Quadratic Residues Modulo Prime

[Nirjhor]

For any fixed prime $p$, prove that for all $0\le r\le p-1$ there exist two quadratic residues modulo $p$ that add up to $r$. In other words, prove that for all primes $p$ there exist two integers $m$ and $n$ such that \[m^2+n^2\equiv r\pmod p\] where $0\le r\le p-1$ is a fixed integer.

[Phlembac Adib Hasan]

"...that add up to $n$". I think it's $r$. The following solution is based on this assumption. If that's not the case, inform us.
I'll take mod $p$ everywhere. Let $z$ be the primitive root of $p$. For $r=0$, we have $r\equiv p^2+p^2$. And if $r\equiv z^{2i}$ we can simply take $(z^i)^2+p^2$. So it is sufficient to prove the statement for $r\equiv z^{2i+1}$.
I claim there are $a,b$ such that $z^{2a}+1\equiv z^{2b+1}\quad (1)$. If not, then $z^2+1\equiv z^{2\Psi_1}$. Similarly $z^2+2\equiv z^{2\Psi_1}+1\equiv z^{2\Psi_2}$ and so on. But there are only $(p-1)/2$ quad. residues. So we may find only $(p-1)/2$ such consecutive integers. But there are $p-1$ different residues. So ultimately we'll end up at a solution of $(1)$. Let $k=(i-b)+\frac{3(p-1)}2$. So $z^{2(a+k)}+z^{2k}\equiv z^{2i+1+3(p-1)}\equiv r$. So done.

[Nirjhor]

Yeah sorry that would be $r$. Edited now.
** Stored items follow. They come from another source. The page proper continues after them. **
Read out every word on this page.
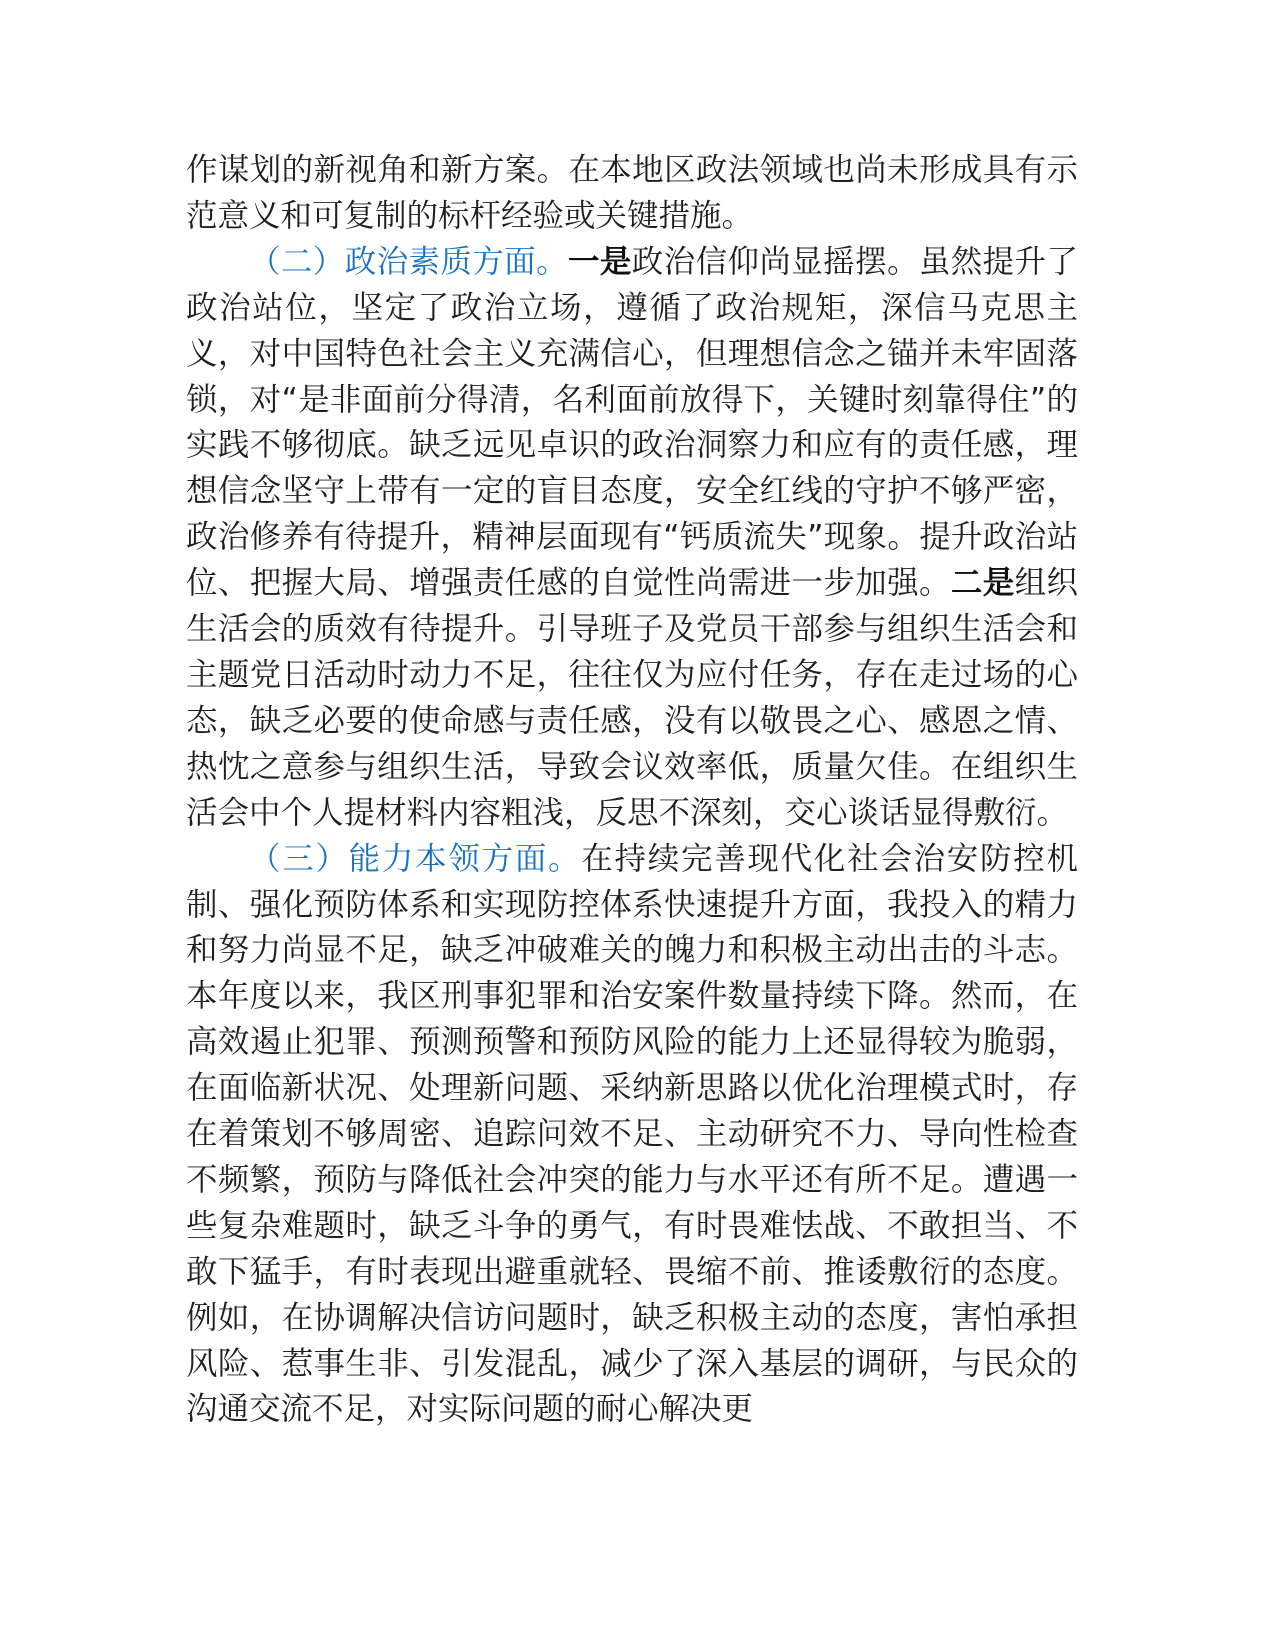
作谋划的新视角和新方案。在本地区政法领域也尚未形成具有示范意义和可复制的标杆经验或关键措施。

（二）政治素质方面。一是政治信仰尚显摇摆。虽然提升了政治站位，坚定了政治立场，遵循了政治规矩，深信马克思主义，对中国特色社会主义充满信心，但理想信念之锚并未牢固落锁，对“是非面前分得清，名利面前放得下，关键时刻靠得住”的实践不够彻底。缺乏远见卓识的政治洞察力和应有的责任感，理想信念坚守上带有一定的盲目态度，安全红线的守护不够严密，政治修养有待提升，精神层面现有“钙质流失”现象。提升政治站位、把握大局、增强责任感的自觉性尚需进一步加强。二是组织生活会的质效有待提升。引导班子及党员干部参与组织生活会和主题党日活动时动力不足，往往仅为应付任务，存在走过场的心态，缺乏必要的使命感与责任感，没有以敬畏之心、感恩之情、热忱之意参与组织生活，导致会议效率低，质量欠佳。在组织生活会中个人提材料内容粗浅，反思不深刻，交心谈话显得敷衍。

（三）能力本领方面。在持续完善现代化社会治安防控机制、强化预防体系和实现防控体系快速提升方面，我投入的精力和努力尚显不足，缺乏冲破难关的魄力和积极主动出击的斗志。本年度以来，我区刑事犯罪和治安案件数量持续下降。然而，在高效遏止犯罪、预测预警和预防风险的能力上还显得较为脆弱，在面临新状况、处理新问题、采纳新思路以优化治理模式时，存在着策划不够周密、追踪问效不足、主动研究不力、导向性检查不频繁，预防与降低社会冲突的能力与水平还有所不足。遭遇一些复杂难题时，缺乏斗争的勇气，有时畏难怯战、不敢担当、不敢下猛手，有时表现出避重就轻、畏缩不前、推诿敷衍的态度。例如，在协调解决信访问题时，缺乏积极主动的态度，害怕承担风险、惹事生非、引发混乱，减少了深入基层的调研，与民众的沟通交流不足，对实际问题的耐心解决更
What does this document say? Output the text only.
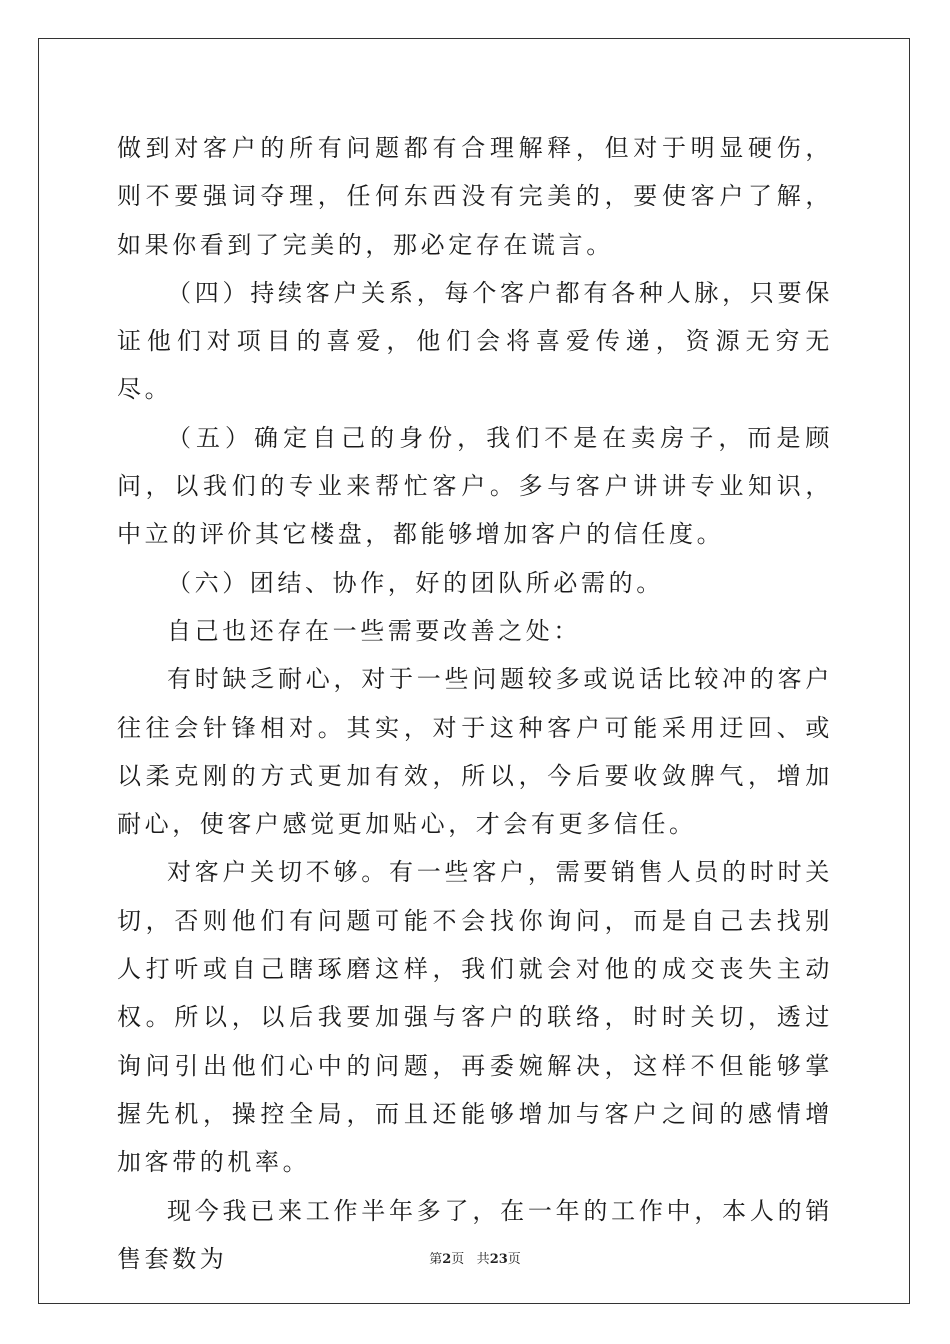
做到对客户的所有问题都有合理解释，但对于明显硬伤，则不要强词夺理，任何东西没有完美的，要使客户了解，如果你看到了完美的，那必定存在谎言。

（四）持续客户关系，每个客户都有各种人脉，只要保证他们对项目的喜爱，他们会将喜爱传递，资源无穷无尽。

（五）确定自己的身份，我们不是在卖房子，而是顾问，以我们的专业来帮忙客户。多与客户讲讲专业知识，中立的评价其它楼盘，都能够增加客户的信任度。

（六）团结、协作，好的团队所必需的。

自己也还存在一些需要改善之处：

有时缺乏耐心，对于一些问题较多或说话比较冲的客户往往会针锋相对。其实，对于这种客户可能采用迂回、或以柔克刚的方式更加有效，所以，今后要收敛脾气，增加耐心，使客户感觉更加贴心，才会有更多信任。

对客户关切不够。有一些客户，需要销售人员的时时关切，否则他们有问题可能不会找你询问，而是自己去找别人打听或自己瞎琢磨这样，我们就会对他的成交丧失主动权。所以，以后我要加强与客户的联络，时时关切，透过询问引出他们心中的问题，再委婉解决，这样不但能够掌握先机，操控全局，而且还能够增加与客户之间的感情增加客带的机率。

现今我已来工作半年多了，在一年的工作中，本人的销售套数为	第2页 共23页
But how do we know that $z^2+1\equiv z^{2\Phi_1}$ for integer $\Phi_1$?

[Phlembac Adib Hasan]

To prove that (1) has at least one solution, I simply assumed it doesn't have any solution. And from this assumption, any quad.residue+1$\equiv $ another quad. residue, provided the later is not a multiple of $p$. I started from $z^2$ out of no reason. But as it seems, it leaves a little gap in the logic. Someone might argue what if $z^2+1$ is a multiple of $p$? ie in case of $p=5$? Well it doesn't nullify my argument. I can start from $z^{p-1}\equiv 1$. So $i+1\equiv z^{p-1}+i\equiv z^{2\Psi_{i-1}}+1\equiv z^{2\Psi_i}$
I was not too concerned about rigorousness, If my reasoning is correct, someone else might correct the little flaws.

[Fm Jakaria]

Another solution:

Consider the two sets $X,Y$ of residue classes (mod p) as defined next:
$X$ contains squares of classes through $0$ to $\frac{p-1}{2}$. $Y$ contains classes of form $(r-t)$; for t$\in X$.
It is obvious that there are exactly $\frac{p+1}{2}$ elements in both $X$ and $Y$. As $A \cup B$ can contain at most p elements, it follows that $X,Y$ has nonempty intersection. This completes the proof: $\exists a,b \in \mathbb{N}$
so that $a^2+b^2 \equiv r\pmod p$

[*Mahi*]

Note: If we find one quadratic non-residue $\equiv a^2+b^2 \pmod p$, we are done as we can multiply both sides with $z^2$ where $z$ is a primitive root and cycle through the other quadratic non-residues.
Now, assume the contrary, it yields $\text{every quadratic residue}+1 = \text{another quadratic residue}$, which, by induction implies every $r \in 0\le r\le p-1 $ is a quadratic residue, which is indeed false.

[Nirjhor]

Note: If we find one quadratic non-residue $\equiv a^2+b^2 \pmod p$, we are done as we can multiply both sides with $z^2$ where $z$ is a primitive root and cycle through the other quadratic non-residues.
Now, assume the contrary, it yields $\text{every quadratic residue}+1 = \text{another quadratic residue}$, which, by induction implies every $r \in 0\le r\le p-1 $ is a quadratic residue, which is indeed false.

I was having a little difficulty to understand this part from Adib bhai's solution. Otherwise that is the same solution I found.